Coaching or Performance Coaching

Everyone says they "coach" but what are the RESULTS? Ten years ago, Business Efficacy started to "coach" sales and this was a new idea. Today, coaching is considered the "in thing.” Why do some coaches enhance improvement and productivity, while others do not make a difference? What does it take to become a "performance coach,” a coach who can get people motivated to change and improve individual results?

"Performance coaching" begins with an objective, which is different than others. Its goals are to reach measurable changes and results. It starts with determining what an individual is expected to accomplish. The individual is helped with activities to generate results. All of the coaching activities focus on enhancing the skill and knowledge necessary for improvement.

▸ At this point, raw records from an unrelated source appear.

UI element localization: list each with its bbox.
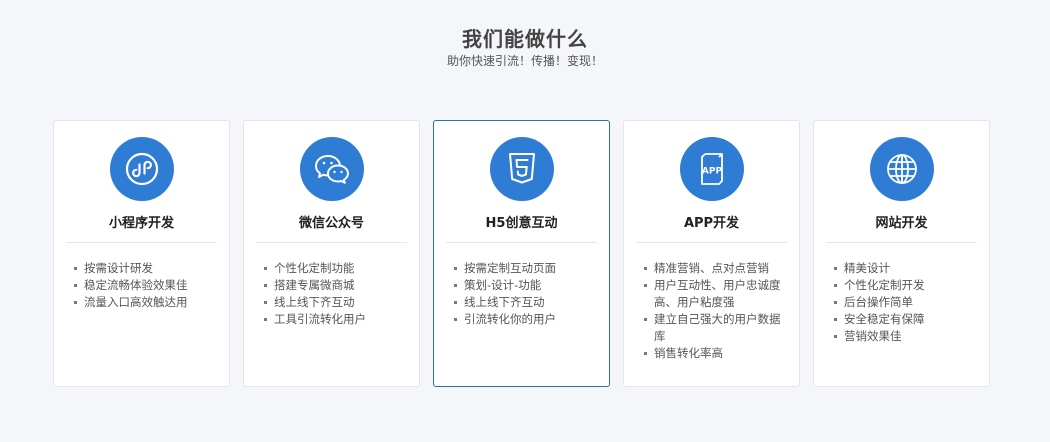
card-title: APP开发 [683,216,740,231]
service-card-website[interactable]: 网站开发 精美设计 个性化定制开发 后台操作简单 安全稳定有保障 营销效果佳 [813,120,990,387]
mini-program-icon [109,137,174,201]
card-divider [826,242,977,243]
feature-item: 安全稳定有保障 [834,311,977,328]
card-divider [636,242,787,243]
feature-item: 按需设计研发 [74,260,217,277]
feature-item: 精准营销、点对点营销 [644,260,787,277]
feature-item: 个性化定制功能 [264,260,407,277]
feature-item: 用户互动性、用户忠诚度高、用户粘度强 [644,277,787,311]
feature-item: 引流转化你的用户 [454,311,597,328]
card-title: H5创意互动 [485,216,558,231]
feature-list: 按需设计研发 稳定流畅体验效果佳 流量入口高效触达用 [66,260,217,311]
feature-item: 精美设计 [834,260,977,277]
feature-item: 流量入口高效触达用 [74,294,217,311]
feature-list: 精准营销、点对点营销 用户互动性、用户忠诚度高、用户粘度强 建立自己强大的用户数… [636,260,787,362]
feature-item: 销售转化率高 [644,345,787,362]
card-title: 网站开发 [875,216,928,231]
section-title: 我们能做什么 [462,27,588,51]
section-header: 我们能做什么 助你快速引流！传播！变现！ [0,0,1050,69]
feature-item: 稳定流畅体验效果佳 [74,277,217,294]
app-icon: APP [679,137,744,201]
feature-item: 搭建专属微商城 [264,277,407,294]
service-card-wechat[interactable]: 微信公众号 个性化定制功能 搭建专属微商城 线上线下齐互动 工具引流转化用户 [243,120,420,387]
service-card-h5[interactable]: H5创意互动 按需定制互动页面 策划-设计-功能 线上线下齐互动 引流转化你的用… [433,120,610,387]
feature-item: 线上线下齐互动 [454,294,597,311]
feature-item: 策划-设计-功能 [454,277,597,294]
card-divider [446,242,597,243]
service-card-mini-program[interactable]: 小程序开发 按需设计研发 稳定流畅体验效果佳 流量入口高效触达用 [53,120,230,387]
feature-item: 营销效果佳 [834,328,977,345]
feature-item: 建立自己强大的用户数据库 [644,311,787,345]
card-title: 小程序开发 [108,216,174,231]
card-divider [66,242,217,243]
feature-item: 个性化定制开发 [834,277,977,294]
card-title: 微信公众号 [298,216,364,231]
feature-list: 按需定制互动页面 策划-设计-功能 线上线下齐互动 引流转化你的用户 [446,260,597,328]
section-subtitle: 助你快速引流！传播！变现！ [446,54,603,68]
feature-list: 个性化定制功能 搭建专属微商城 线上线下齐互动 工具引流转化用户 [256,260,407,328]
service-card-app[interactable]: APP APP开发 精准营销、点对点营销 用户互动性、用户忠诚度高、用户粘度强 … [623,120,800,387]
feature-item: 后台操作简单 [834,294,977,311]
feature-item: 线上线下齐互动 [264,294,407,311]
html5-icon [489,137,554,201]
wechat-icon [299,137,364,201]
service-cards: 小程序开发 按需设计研发 稳定流畅体验效果佳 流量入口高效触达用 微信公众号 个… [53,120,990,387]
feature-item: 工具引流转化用户 [264,311,407,328]
card-divider [256,242,407,243]
feature-item: 按需定制互动页面 [454,260,597,277]
feature-list: 精美设计 个性化定制开发 后台操作简单 安全稳定有保障 营销效果佳 [826,260,977,345]
globe-icon [869,137,934,201]
svg-text:APP: APP [701,167,722,177]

Most coaching today is generalized not individualized. "Performance coaching" is 100% customized for a specific individual. It gathers quality performance and behavioral data, then analyzes and evaluates what is working and what is not working for an individual's execution of sales fundamentals. "Performance coaching" assesses the fundamentals of call quantity, whether the calls are with the right customers, and what is occurring during the customer interaction. This is followed with one-on-one coaching to improve the most critical skill, knowledge, or activity needing improvement. The individualized development activities are the most probable way to help the individual learn. "Performance coaching" incorporates how to apply what was learned, on the job immediately. Generalized coaching attacks an assumed common skill or knowledge gap, uses the same learning method with all, lets the individual figure out how to put the learning into action, and has no defined measurement of progress.

Another difference in "performance coaching" is motivation. The "performance coach" motivates an individual to change. If the coach is the only one motivated to help an individual improve, nothing happens. The coach must determine how to engage an individual to try to improve and to reach higher levels of performance.

People do things for their reason, not ours. This sounds obvious, yet managers miss answering "what's in it for me." If the answer to the question is not connected to what an individual cares about and what motivates them, the manager faces an uphill battle. A great "performance coach" determines early on what motivates a particular individual and uses that continually as a means to get the individual to change. Assuming that an individual will change because you asked them to, or because you told him/her it is good for the company, is living in yesterday's world!

A "performance coach" requires certain leadership characteristics. A "performance coach" must possess courage to pursue higher levels of performance, deal with resistance, and stay the course long enough to obtain change.

A "performance coach" must be passionate about helping individuals improve. It is tough work helping someone step out of his/her comfort zone and be vulnerable to failure by trying new approaches and striving to hit new goals. Without being passionate about developing people, a coach ends up going through the motions of coaching and the people end up going through the motions of learning.

Another characteristic a "performance coach" must have is the ability to think critically. A great "performance coach" gathers data, sees what changes need to be made, and figures out how to motivate and help an individual learn what must be done in order to reach higher levels of performance. A non-performance coach uses a set of coaching activities that are comfortable against an assumed set of problems with a common set of solutions. A "performance coach" gets performance improvement from all levels of performers and in sales productivity, when the individuals are a "fit" for the job.

The term coaching will soon pass as another fad unless people begin to understand the difference between "coaching" and "performance coaching." "Performance coaching" is challenging work that requires dedication on behalf of the coach to help someone go beyond where they are today. All of us must strive to make our coaching activities valuable to our employees and not just an activity that has no return on time. "Performance coaching" is the way to break through the mediocrity of current performance from our people.